Странные это были визиты, без жен, без детей, хотя Нина вполне могла привезти мальчиков, а Ирина Шершнева — четырнадцатилетнюю дочь. Но когда я спрашивала у Сережи, почему так, почему они приезжают одни, он отмахивался.
— Оставь, нам тоже иногда хочется поговорить о своем.
— О чем о своем?
— Да ни о чем особенно.
И прекращал разговор. Если бы я не была так занята ребенком, я бы непременно выпытала у него, о чем они там говорят, в уединении на берегу реки. Но выяснилось это все гораздо позже.
В начале августа отпуск кончился, мы вернулись домой отдохнувшие, загорелые, а дочь повзрослела ровно на один месяц.
На Лурмель нас ожидало радостное событие — крестины. Крестным отцом позвали Васю Шершнева, крестной матерью по уговору стала Татка. Крестил Викторию Уланову отец Дмитрий.
По такому случаю умудрились достать бутылку чистого спирта, соорудили закуску и навертели фальшивые пельмени. Сидели у Клепининых, у них было просторней, а народу набралось много. Была матушка, был Данила Ермолаевич, Любаша, все крестные. Было очень весело. Отвыкшие от крепкого спиртного, мужчины слегка захмелели. Отец Дмитрий разрумянился и дирижировал, а Сережа и Вася Шершнев пели:
По маленькой, по маленькой, Чилим-бом-бом, чилим-бом-бом…В соседней комнате мирно спали дети. Мы с Тамарой Федоровной по очереди бегали на них смотреть, возвращаясь, успокаивали друг друга.
— Спят?
— Спят, что им сделается.
В сентябре получили Декларацию о вступлении нашей дочери во французское гражданство.

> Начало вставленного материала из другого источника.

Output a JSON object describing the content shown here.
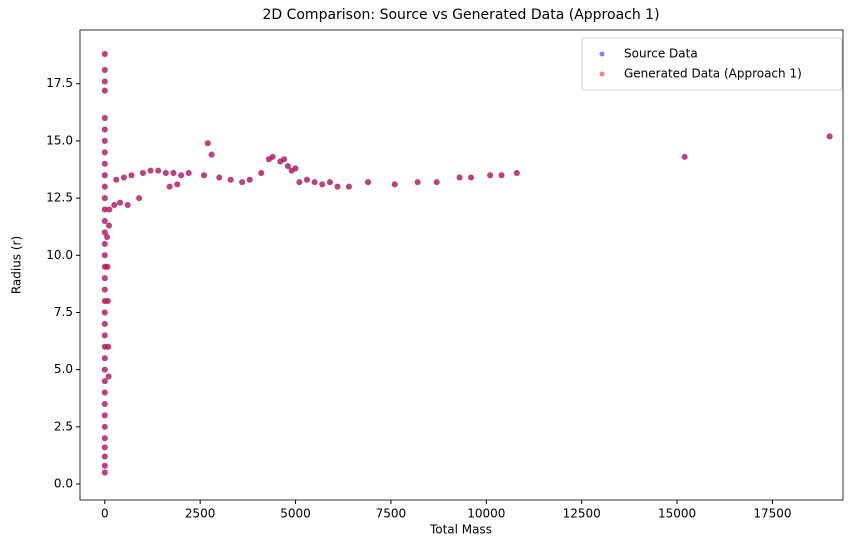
{
  "chart_data": {
    "type": "scatter",
    "title": "2D Comparison: Source vs Generated Data (Approach 1)",
    "xlabel": "Total Mass",
    "ylabel": "Radius (r)",
    "xlim": [
      -650,
      19350
    ],
    "ylim": [
      -0.7,
      19.85
    ],
    "xticks": [
      0,
      2500,
      5000,
      7500,
      10000,
      12500,
      15000,
      17500
    ],
    "yticks": [
      {
        "value": 0,
        "label": "0.0"
      },
      {
        "value": 2.5,
        "label": "2.5"
      },
      {
        "value": 5,
        "label": "5.0"
      },
      {
        "value": 7.5,
        "label": "7.5"
      },
      {
        "value": 10,
        "label": "10.0"
      },
      {
        "value": 12.5,
        "label": "12.5"
      },
      {
        "value": 15,
        "label": "15.0"
      },
      {
        "value": 17.5,
        "label": "17.5"
      }
    ],
    "grid": false,
    "legend": "upper right",
    "series": [
      {
        "name": "Source Data",
        "color": "#0000ff",
        "opacity": 0.5,
        "x": [
          0,
          0,
          0,
          0,
          0,
          0,
          0,
          0,
          0,
          0,
          0,
          0,
          0,
          0,
          0,
          0,
          0,
          0,
          0,
          0,
          0,
          0,
          0,
          0,
          0,
          0,
          0,
          0,
          0,
          0,
          0,
          0,
          0,
          0,
          0,
          0,
          0,
          100,
          90,
          80,
          70,
          60,
          110,
          120,
          250,
          400,
          600,
          900,
          300,
          500,
          700,
          1000,
          1200,
          1400,
          1600,
          1800,
          2000,
          2200,
          1700,
          1900,
          2700,
          2800,
          2600,
          3000,
          3300,
          3600,
          3800,
          4100,
          4300,
          4400,
          4600,
          4700,
          4800,
          4900,
          5000,
          5100,
          5300,
          5500,
          5700,
          5900,
          6100,
          6400,
          6900,
          7600,
          8200,
          8700,
          9300,
          9600,
          10100,
          10400,
          10800,
          15200,
          19000
        ],
        "values": [
          0.5,
          0.8,
          1.2,
          1.6,
          2.0,
          2.5,
          3.0,
          3.5,
          4.0,
          4.5,
          5.0,
          5.5,
          6.0,
          6.5,
          7.0,
          7.5,
          8.0,
          8.5,
          9.0,
          9.5,
          10.0,
          10.5,
          11.0,
          11.5,
          12.0,
          12.5,
          13.0,
          13.5,
          14.0,
          14.5,
          15.0,
          15.5,
          16.0,
          17.2,
          17.6,
          18.1,
          18.8,
          4.7,
          6.0,
          8.0,
          9.5,
          10.8,
          11.3,
          12.0,
          12.2,
          12.3,
          12.2,
          12.5,
          13.3,
          13.4,
          13.5,
          13.6,
          13.7,
          13.7,
          13.6,
          13.6,
          13.5,
          13.6,
          13.0,
          13.1,
          14.9,
          14.4,
          13.5,
          13.4,
          13.3,
          13.2,
          13.3,
          13.6,
          14.2,
          14.3,
          14.1,
          14.2,
          13.9,
          13.7,
          13.8,
          13.2,
          13.3,
          13.2,
          13.1,
          13.2,
          13.0,
          13.0,
          13.2,
          13.1,
          13.2,
          13.2,
          13.4,
          13.4,
          13.5,
          13.5,
          13.6,
          14.3,
          15.2
        ]
      },
      {
        "name": "Generated Data (Approach 1)",
        "color": "#ff0000",
        "opacity": 0.5,
        "x": [
          0,
          0,
          0,
          0,
          0,
          0,
          0,
          0,
          0,
          0,
          0,
          0,
          0,
          0,
          0,
          0,
          0,
          0,
          0,
          0,
          0,
          0,
          0,
          0,
          0,
          0,
          0,
          0,
          0,
          0,
          0,
          0,
          0,
          0,
          0,
          0,
          0,
          100,
          90,
          80,
          70,
          60,
          110,
          120,
          250,
          400,
          600,
          900,
          300,
          500,
          700,
          1000,
          1200,
          1400,
          1600,
          1800,
          2000,
          2200,
          1700,
          1900,
          2700,
          2800,
          2600,
          3000,
          3300,
          3600,
          3800,
          4100,
          4300,
          4400,
          4600,
          4700,
          4800,
          4900,
          5000,
          5100,
          5300,
          5500,
          5700,
          5900,
          6100,
          6400,
          6900,
          7600,
          8200,
          8700,
          9300,
          9600,
          10100,
          10400,
          10800,
          15200,
          19000
        ],
        "values": [
          0.5,
          0.8,
          1.2,
          1.6,
          2.0,
          2.5,
          3.0,
          3.5,
          4.0,
          4.5,
          5.0,
          5.5,
          6.0,
          6.5,
          7.0,
          7.5,
          8.0,
          8.5,
          9.0,
          9.5,
          10.0,
          10.5,
          11.0,
          11.5,
          12.0,
          12.5,
          13.0,
          13.5,
          14.0,
          14.5,
          15.0,
          15.5,
          16.0,
          17.2,
          17.6,
          18.1,
          18.8,
          4.7,
          6.0,
          8.0,
          9.5,
          10.8,
          11.3,
          12.0,
          12.2,
          12.3,
          12.2,
          12.5,
          13.3,
          13.4,
          13.5,
          13.6,
          13.7,
          13.7,
          13.6,
          13.6,
          13.5,
          13.6,
          13.0,
          13.1,
          14.9,
          14.4,
          13.5,
          13.4,
          13.3,
          13.2,
          13.3,
          13.6,
          14.2,
          14.3,
          14.1,
          14.2,
          13.9,
          13.7,
          13.8,
          13.2,
          13.3,
          13.2,
          13.1,
          13.2,
          13.0,
          13.0,
          13.2,
          13.1,
          13.2,
          13.2,
          13.4,
          13.4,
          13.5,
          13.5,
          13.6,
          14.3,
          15.2
        ]
      }
    ]
  }
}
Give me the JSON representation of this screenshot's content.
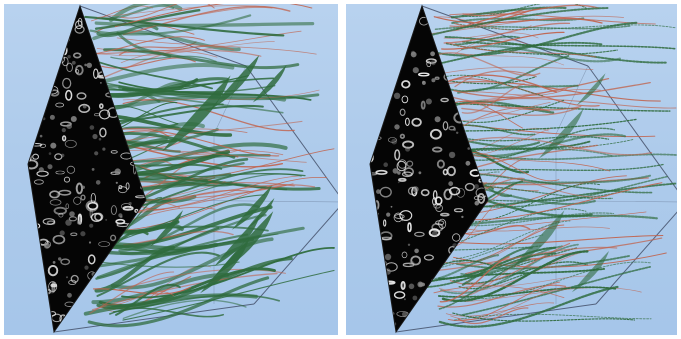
{
  "views": [
    {
      "id": "left"
    },
    {
      "id": "right"
    }
  ],
  "colors": {
    "background_top": "#b8d2ef",
    "background_bottom": "#a6c6ea",
    "cube_edge": "#3f4a63",
    "section_face": "#050505",
    "streak_green": "#2f6b3d",
    "streak_red": "#c0644f",
    "noise_white": "#e8e8e8"
  }
}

Других особых событий лето не принесло, если не считать начавшихся на Лурмель воскресных чтений. Собирались в столовой, за накрытыми для видимости столами, слушали приходящего лектора. Это напоминало лекции на Монпарнасе, но тогда и места было больше, и народу набивалось в зал до отказа. А тут человек двадцать…
Чаще других приходил с лекциями Николай Александрович Бердяев. Я смутно помнила его. По молодости его доклады тогда казались трудными, непонятными, и мы частенько убегали с них в кино. А был Николай Александрович корректный, с седой бородкой клинышком, с цепким и, как мне казалось, немного сердитым взглядом. Старичок так и сверлил тебя черными глазами, стараясь вдолбить истину в твою глупую голову. Теперь-то я могла и понять больше, и кое-что усвоить, но снова его старания пропадали зря. У меня был на руках грудной ребенок, было не до проблем русской интеллигенции, на которых Николай Александрович специализировался.